“Written to the moment”– die Literatur im Erlebnis-Modus

Tamara Keller
Solettres | Universität Basel
2 min readMay 5, 2016
flickr.com/Christian Gonzalez/CC BY 2.0

Ein Text von Alexander Honold

Zugegeben, die Literaturtage Solothurn sind komprimierter Lesestoff für mindestens sieben Leben. Da werden in umfangreichen Werken grosse Erzählbögen geschlagen, da werden dunkle Familiengeheimnisse ausgeleuchtet oder es wird hinter die Kulissen des (Schweizer) Medienbetriebes geschaut. Die Lyrik wirft ihre ganz eigene Vielstimmigkeit in die Waagschale, und manche Entdecker sind auch im Medium der Graphic Novels unterwegs. Sich selber einen Weg durch diesen Dschungel der lautstarken Ankündigungen und versteckten Fundplätze zu bahnen, wird für jede und jeden zur produktiven Herausforderung.

Wer liest, weiss genau, dass Texte viel Zeit brauchen. (Und wer schreibt, kennt das Problem erst recht…) Darum ist Literatur eigentlich eine Sache für die Langzeit-Beschäftigung. Romane und Gedichte warten geduldig, bis sie von ‚ihren‘ Lesern gefunden werden. An einem Literaturfestival wie diesem steht die Sache umgekehrt. Was jahrelang geschrieben und monatelang vorbereitet wurde, muss sich in zwei, drei Viertelstunden seinen Weg zum Publikum bahnen. Kaum sind alle richtig angekommen, ist das Meiste schon wieder vorbei. Was für ein riesiger Aufwand an Kreativität, der da in jedem dieser Auftritte und Podien innert Minuten an uns vorbeirauscht! Das Dichtgedrängte, die Zuspitzung komplexer Werke auf den kurzen Moment hin macht den Reiz dieser drei Tage aus. Denn wo und wie man einem Text das erste Mal begegnet, brennt sich dem Gedächtnis bei einem Festival viel stärker ein als sonst.

Das ist es, was auch dieses Experiment der mitlaufenden Literaturbeobachtung so spannend macht: wenn Erfahrungen des Schreibens und Lesens im Licht einer ganz besonderen Situation entstehen. Für die hier mitgeteilten Eindrücke und Kommentare zum ‚laufenden Betrieb‘ der Literaturtage 2016 gilt, dass sie, trotz langer Vorbereitung, aus dem besonderen Augenblick heraus entstanden sind, „written to the moment“.
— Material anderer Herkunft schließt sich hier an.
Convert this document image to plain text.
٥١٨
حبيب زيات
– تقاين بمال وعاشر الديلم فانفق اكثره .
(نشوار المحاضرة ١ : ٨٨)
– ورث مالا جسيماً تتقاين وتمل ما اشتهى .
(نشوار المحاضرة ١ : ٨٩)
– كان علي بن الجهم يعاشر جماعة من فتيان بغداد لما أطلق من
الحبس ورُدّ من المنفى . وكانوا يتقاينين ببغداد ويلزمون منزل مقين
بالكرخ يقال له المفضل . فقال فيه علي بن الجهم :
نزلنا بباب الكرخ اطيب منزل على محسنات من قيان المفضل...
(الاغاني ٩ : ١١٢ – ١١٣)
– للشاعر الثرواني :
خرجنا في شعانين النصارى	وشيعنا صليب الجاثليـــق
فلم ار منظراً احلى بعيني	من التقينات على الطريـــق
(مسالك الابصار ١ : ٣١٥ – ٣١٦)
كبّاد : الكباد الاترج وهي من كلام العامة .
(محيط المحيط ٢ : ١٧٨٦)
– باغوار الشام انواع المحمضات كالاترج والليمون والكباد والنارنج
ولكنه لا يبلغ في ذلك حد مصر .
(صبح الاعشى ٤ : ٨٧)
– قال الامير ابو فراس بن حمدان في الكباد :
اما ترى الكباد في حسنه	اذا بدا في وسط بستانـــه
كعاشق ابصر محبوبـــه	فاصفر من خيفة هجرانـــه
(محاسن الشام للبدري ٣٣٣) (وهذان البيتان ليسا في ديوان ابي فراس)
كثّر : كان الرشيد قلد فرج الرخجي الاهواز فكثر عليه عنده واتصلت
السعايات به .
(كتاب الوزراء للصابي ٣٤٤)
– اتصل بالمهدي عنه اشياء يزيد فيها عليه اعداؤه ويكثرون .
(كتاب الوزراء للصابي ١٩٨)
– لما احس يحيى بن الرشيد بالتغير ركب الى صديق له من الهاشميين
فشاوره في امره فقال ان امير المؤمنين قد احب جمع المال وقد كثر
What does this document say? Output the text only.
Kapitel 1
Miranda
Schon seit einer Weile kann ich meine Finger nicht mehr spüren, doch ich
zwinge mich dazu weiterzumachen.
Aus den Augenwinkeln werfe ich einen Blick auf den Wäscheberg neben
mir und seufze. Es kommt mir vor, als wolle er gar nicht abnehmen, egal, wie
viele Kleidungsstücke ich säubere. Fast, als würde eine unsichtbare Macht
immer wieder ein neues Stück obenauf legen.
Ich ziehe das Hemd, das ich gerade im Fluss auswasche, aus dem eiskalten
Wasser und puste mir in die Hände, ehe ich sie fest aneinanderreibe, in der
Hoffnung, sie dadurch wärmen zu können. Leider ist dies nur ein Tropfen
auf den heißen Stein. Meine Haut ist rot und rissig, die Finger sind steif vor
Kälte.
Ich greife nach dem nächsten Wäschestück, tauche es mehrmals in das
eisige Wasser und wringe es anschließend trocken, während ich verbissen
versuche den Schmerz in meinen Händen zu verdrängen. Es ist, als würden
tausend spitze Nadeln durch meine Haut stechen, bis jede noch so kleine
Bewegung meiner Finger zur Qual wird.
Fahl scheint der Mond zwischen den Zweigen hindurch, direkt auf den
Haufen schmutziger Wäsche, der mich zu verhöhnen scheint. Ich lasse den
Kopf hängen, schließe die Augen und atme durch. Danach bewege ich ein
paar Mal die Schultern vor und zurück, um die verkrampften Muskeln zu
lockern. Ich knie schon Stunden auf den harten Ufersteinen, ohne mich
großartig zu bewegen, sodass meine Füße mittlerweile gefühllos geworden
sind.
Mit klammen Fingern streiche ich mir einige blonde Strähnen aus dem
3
Professor Dr. Alexander Honold ist Ordinarius für Neuere Deutsche Literaturwissenschaft an der Universität Basel. Auf seine Initiative hin, gehen wir — eine Gruppe von 36 Studenten — an die Solothurner Literaturtage und versuchen hier auf diesem Blog, Spuren unserer Erlebnisse zu hinterlassen.